Cette réflexion sur la transparence est l’ambition la plus réussie du livre. Eggers a été accusé par la critique de sacrifier ses personnages, il est vrai assez caricaturaux, aux exigences des thèses qu’il développe dans son roman. Mercer, l’ex-petit ami de Mae, joue par exemple le rôle de Jiminy Cricket du numérique, exprimant, par lettres interposées verbeuses – puisqu’il refuse évidemment d’utiliser email et réseaux sociaux – sa critique de la société du tout-connecté. Mae elle-même apparaît comme un personnage assez transparent – sans mauvais jeu de mot -, pas franchement sympathique, et plutôt mou dans ses valeurs et ses ambitions – qui se résument à prendre une revanche sociale non exprimée sur son amie Annie – : en fait, elle semble plus sortie d’une cour de collège qu’être une jeune femme de 25 ans, avec ses passions amoureuses changeantes, sa honte perpétuelle de ses parents, et surtout sa soif de reconnaissance et de visibilité :

 

« I want to be seen.
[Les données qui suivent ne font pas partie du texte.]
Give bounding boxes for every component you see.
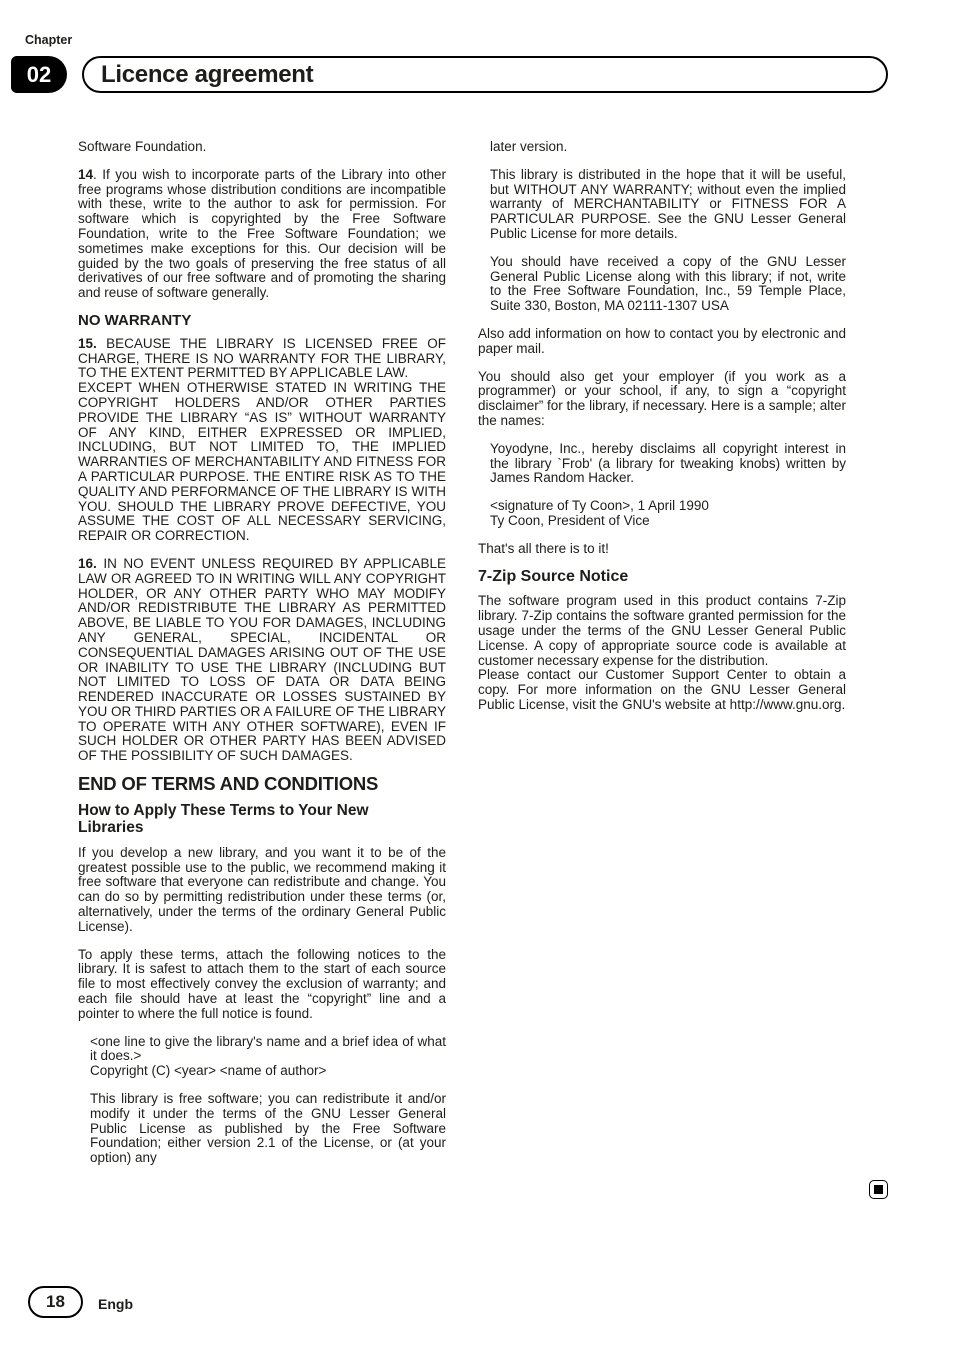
footer-language-label: Engb (98, 1296, 133, 1312)
clause-number-14: 14 (78, 167, 93, 182)
para-software-foundation: Software Foundation. (78, 140, 446, 155)
chapter-number: 02 (27, 62, 51, 88)
heading-no-warranty: NO WARRANTY (78, 314, 446, 329)
clause-number-15: 15. (78, 336, 97, 351)
para-thats-all: That's all there is to it! (478, 542, 846, 557)
para-clause-16: 16. IN NO EVENT UNLESS REQUIRED BY APPLI… (78, 557, 446, 764)
clause-15-text: BECAUSE THE LIBRARY IS LICENSED FREE OF … (78, 336, 446, 543)
chapter-number-badge: 02 (11, 56, 67, 93)
para-free-software-notice: This library is free software; you can r… (90, 1092, 446, 1166)
end-of-section-icon-fill (874, 1185, 883, 1194)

I want proof I existed… Most people do. Most people would trade everything they know, everyone they know – they’d trade it all to know they’ve been seen, and acknowledged, that they might even be remembered. We all know the world is too big for us to be significant. So all we have is the hope of being seen, or heard, even for a moment. »

 

Elle serait plutôt, pour reprendre l’analogie orwellienne développée par Jan Chipchase – voir l’introduction du dossier thématique sur ce sujet – l’une de ces Little Sisters, les petites soeurs chipies pré-ado qui nous espionnent sur Facebook et passent leur temps à évaluer tout ce qui bouge. Pas dangereuse donc apparemment, et pourtant : Mercer fait tragiquement les frais de cette attention forcée globale à la suite d’une chasse à l’homme mondialisée, menée évidemment « pour son bien ». Eggers insiste, offrant de la nuance dans son appréciation des avancées du numérique : la technologie offre un potentiel libérateur, mais elle offre aussi un potentiel de servitude volontaire, et la plupart des projets brillants d’applications numériques proposés par les jeunes ingénieurs du Cercle dans le roman est à cheval sur ces deux extrêmes. Le Cercle amuse, mais pose en même temps de vraies questions sociales de fond sur notre usage du numérique et des réseaux sociaux en particulier.